Criterion Institute Board of Directors
Joy Anderson
Joy is a prominent national leader at the intersection of business and social change. After leaving her career as a high school teacher in New York, Joy transitioned to an entrepreneur, founding Criterion Ventures in 2002, co-founding Good Capital in 2006. A serial entrepreneur and consummate networker, Joy’s leadership and expertise have been at the forefront of the development of the social capital markets over the last 10 years. As a recognition of her business leadership, in 2011, Joy was ranked 51st in Fast Company’s annual of the 100 Most Creative People in Business
Cheryl Dahle

Cheryl Dahle is a journalist, entrepreneur and thought leader who has spent more than ten years working at the intersection of business and social innovation. Most recently, she was a director at Ashoka, where she created a consulting practice that distilled knowledge from the organization’s network of 2,500 social entrepreneurs to provide philanthropic guidance to foundations and companies. Prior to that, she was part of the incubation and start-up team to launch the VC-funded online environmental magazine, Blue Egg. She also founded and led Fast Company magazine’s Social Capitalist awards, a competition to surface top social entrepreneurs. As the project manager for four years, she helped design an evaluation methodology and sifted through hundreds of non-profit applications each year to find top performers with compelling models for change. She has written extensively on capital markets for non-profits, sustainability, and social entrepreneurs in the U.S. and abroad.

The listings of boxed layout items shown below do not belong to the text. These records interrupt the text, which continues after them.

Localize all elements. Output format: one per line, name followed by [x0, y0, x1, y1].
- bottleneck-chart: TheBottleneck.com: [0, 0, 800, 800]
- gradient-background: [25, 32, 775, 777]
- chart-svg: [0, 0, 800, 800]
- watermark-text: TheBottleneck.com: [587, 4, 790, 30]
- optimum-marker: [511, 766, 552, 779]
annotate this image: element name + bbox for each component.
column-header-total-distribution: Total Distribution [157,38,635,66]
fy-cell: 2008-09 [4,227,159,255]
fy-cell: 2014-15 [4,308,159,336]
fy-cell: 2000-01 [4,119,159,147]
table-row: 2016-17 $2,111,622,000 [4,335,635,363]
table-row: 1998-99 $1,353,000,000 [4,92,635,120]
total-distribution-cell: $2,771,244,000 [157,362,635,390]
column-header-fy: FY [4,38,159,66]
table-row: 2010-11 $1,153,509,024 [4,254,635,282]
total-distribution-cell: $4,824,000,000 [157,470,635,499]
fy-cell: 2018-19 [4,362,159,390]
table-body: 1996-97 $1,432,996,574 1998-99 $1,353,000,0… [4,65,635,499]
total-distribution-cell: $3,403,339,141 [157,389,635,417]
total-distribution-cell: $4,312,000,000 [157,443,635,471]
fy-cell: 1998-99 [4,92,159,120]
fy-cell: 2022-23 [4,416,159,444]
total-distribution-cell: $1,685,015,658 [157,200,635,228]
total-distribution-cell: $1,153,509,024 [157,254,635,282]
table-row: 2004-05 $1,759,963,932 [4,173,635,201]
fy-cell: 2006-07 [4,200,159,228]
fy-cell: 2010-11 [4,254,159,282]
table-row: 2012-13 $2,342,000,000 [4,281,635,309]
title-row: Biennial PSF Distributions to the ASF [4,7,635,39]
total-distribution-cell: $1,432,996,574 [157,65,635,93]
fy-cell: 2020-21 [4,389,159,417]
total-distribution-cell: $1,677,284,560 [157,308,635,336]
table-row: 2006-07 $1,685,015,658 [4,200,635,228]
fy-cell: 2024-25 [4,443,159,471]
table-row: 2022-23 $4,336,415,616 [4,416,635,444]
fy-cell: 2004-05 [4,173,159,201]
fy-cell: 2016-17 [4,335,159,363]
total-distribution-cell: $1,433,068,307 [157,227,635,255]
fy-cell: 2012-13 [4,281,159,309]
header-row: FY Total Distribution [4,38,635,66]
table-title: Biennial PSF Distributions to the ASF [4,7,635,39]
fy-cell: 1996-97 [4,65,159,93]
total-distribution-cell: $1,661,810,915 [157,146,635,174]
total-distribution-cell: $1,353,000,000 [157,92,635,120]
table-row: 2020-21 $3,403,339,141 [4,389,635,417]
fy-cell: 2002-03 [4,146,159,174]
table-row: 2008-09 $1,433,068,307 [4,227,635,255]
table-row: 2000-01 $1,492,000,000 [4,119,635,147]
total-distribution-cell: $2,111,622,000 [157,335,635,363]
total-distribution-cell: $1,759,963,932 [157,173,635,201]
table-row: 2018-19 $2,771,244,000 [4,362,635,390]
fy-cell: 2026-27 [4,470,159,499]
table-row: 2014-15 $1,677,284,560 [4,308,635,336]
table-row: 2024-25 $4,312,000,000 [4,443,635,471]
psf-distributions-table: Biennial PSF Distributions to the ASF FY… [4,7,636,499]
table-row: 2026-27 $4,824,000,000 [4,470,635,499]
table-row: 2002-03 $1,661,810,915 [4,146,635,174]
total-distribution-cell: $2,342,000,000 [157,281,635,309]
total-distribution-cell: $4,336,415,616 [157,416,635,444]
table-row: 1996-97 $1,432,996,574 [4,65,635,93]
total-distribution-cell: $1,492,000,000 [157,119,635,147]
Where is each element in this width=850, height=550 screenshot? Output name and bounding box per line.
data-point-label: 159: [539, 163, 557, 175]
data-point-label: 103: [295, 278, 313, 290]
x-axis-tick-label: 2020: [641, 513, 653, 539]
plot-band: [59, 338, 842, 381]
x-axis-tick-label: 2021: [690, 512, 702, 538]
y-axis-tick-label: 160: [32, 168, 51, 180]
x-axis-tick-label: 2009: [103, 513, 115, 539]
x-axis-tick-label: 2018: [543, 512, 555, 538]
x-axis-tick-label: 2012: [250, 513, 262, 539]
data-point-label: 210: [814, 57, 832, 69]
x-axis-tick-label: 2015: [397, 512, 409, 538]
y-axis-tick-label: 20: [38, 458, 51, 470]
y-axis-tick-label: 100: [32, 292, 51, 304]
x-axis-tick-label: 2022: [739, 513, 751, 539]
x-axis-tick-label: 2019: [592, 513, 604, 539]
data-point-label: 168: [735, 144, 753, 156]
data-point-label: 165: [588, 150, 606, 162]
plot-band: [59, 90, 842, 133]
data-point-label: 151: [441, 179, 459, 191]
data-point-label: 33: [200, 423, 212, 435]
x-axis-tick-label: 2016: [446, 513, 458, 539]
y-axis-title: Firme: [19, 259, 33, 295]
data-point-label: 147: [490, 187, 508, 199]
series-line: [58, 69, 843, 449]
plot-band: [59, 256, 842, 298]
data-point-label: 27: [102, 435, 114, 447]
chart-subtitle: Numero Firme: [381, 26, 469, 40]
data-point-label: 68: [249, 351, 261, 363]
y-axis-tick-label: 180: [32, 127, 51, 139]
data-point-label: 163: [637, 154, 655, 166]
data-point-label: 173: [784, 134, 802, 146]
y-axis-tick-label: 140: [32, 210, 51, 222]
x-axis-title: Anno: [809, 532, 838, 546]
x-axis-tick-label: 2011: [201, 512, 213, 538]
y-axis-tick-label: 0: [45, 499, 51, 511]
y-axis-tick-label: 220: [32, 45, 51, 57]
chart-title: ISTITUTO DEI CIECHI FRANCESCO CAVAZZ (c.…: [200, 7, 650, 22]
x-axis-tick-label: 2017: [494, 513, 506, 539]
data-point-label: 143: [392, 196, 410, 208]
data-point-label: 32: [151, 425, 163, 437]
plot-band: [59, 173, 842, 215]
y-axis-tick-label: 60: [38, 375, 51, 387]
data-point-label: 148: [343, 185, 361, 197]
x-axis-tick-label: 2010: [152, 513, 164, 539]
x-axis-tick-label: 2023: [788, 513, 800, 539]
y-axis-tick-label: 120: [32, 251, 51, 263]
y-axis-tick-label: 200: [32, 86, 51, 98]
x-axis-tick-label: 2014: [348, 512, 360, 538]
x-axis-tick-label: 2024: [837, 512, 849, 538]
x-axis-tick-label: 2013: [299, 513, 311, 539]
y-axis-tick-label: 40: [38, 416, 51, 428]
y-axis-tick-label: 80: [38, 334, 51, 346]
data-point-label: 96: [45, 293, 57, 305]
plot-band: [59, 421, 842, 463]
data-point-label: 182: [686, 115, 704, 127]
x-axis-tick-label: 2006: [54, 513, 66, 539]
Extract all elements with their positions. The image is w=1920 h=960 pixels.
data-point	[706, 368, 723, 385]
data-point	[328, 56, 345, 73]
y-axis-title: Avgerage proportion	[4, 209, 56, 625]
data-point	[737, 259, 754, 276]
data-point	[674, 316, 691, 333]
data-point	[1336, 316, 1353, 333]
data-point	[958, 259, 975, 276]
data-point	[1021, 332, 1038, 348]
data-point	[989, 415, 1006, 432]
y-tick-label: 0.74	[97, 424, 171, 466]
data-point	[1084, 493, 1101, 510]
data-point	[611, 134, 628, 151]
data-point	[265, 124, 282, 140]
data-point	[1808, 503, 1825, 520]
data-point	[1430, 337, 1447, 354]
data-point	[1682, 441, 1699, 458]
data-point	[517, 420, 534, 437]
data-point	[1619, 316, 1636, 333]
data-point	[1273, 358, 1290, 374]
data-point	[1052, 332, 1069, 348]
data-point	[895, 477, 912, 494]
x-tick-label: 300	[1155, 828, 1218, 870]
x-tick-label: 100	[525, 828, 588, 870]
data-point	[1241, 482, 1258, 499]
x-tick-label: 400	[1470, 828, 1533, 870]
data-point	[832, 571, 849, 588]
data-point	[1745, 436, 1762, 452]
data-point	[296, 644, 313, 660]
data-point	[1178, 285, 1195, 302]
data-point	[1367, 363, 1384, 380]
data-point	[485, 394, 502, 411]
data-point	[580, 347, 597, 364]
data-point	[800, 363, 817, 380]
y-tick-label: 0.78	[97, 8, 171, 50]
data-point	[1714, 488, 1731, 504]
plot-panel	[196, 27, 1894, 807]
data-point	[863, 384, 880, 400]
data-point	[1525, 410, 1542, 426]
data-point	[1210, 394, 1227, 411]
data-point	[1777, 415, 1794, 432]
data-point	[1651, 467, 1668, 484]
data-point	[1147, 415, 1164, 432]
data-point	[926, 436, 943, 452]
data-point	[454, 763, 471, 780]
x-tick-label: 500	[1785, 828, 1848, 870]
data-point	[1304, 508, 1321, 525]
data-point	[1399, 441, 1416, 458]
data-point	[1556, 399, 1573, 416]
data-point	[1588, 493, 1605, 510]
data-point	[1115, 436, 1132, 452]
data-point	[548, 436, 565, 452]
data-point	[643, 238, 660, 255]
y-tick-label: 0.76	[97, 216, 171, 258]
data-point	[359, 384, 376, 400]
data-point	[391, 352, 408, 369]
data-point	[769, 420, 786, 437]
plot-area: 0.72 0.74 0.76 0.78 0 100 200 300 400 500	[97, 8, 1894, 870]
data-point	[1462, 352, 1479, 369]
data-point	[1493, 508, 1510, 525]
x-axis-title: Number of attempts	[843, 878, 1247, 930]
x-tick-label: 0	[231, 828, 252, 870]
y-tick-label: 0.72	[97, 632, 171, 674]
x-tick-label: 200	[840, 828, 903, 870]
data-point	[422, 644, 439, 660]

As a consultant, she has served leading organizations in the space of hybrid business/social solutions, including Humanity United, Nike, the Robert Wood Johnson Foundation, the David and Lucile Packard Foundation, and the Center for the Advancement of Social Entrepreneurship at Duke University. Her first book, No Horizon is So Far, the story of the first two women in history to cross Antarctica on foot, was published in 2003 by Da Capo Press.
Michele Kahane
Michele Kahane (MBA and MIA, Columbia University) is a professor of professional practice at Milano The New School for Management and Urban Policy. She has more than 20 years of experience in the global business, nonprofit, and philanthropy sectors. Kahane was a banker in emerging markets corporate finance and later practiced social investment at the Ford Foundation for a decade. Subsequently, as a senior executive at the Clinton Global Initiative and at the Center for Corporate Citizenship at Boston College, she worked with companies, social entrepreneurs, and the public sector to forge innovative, market-based approaches to global development. She is co-author of the award-winning book Untapped: Creating Value in Underserved Markets (Berrett-Koehler, June 2006), which provides advice to managers on how companies can both implement profitable business strategies and improve conditions in poor communities. In addition to sitting on the Criterion Institute Board, Kahane serves on the board of the Women’s Network for a Sustainable Future, the steering committee of the Institute for Responsible Investment, the NY Regional Association of Grantmakers Task Force on Hurricane Katrina, and the Fast Forward Fund.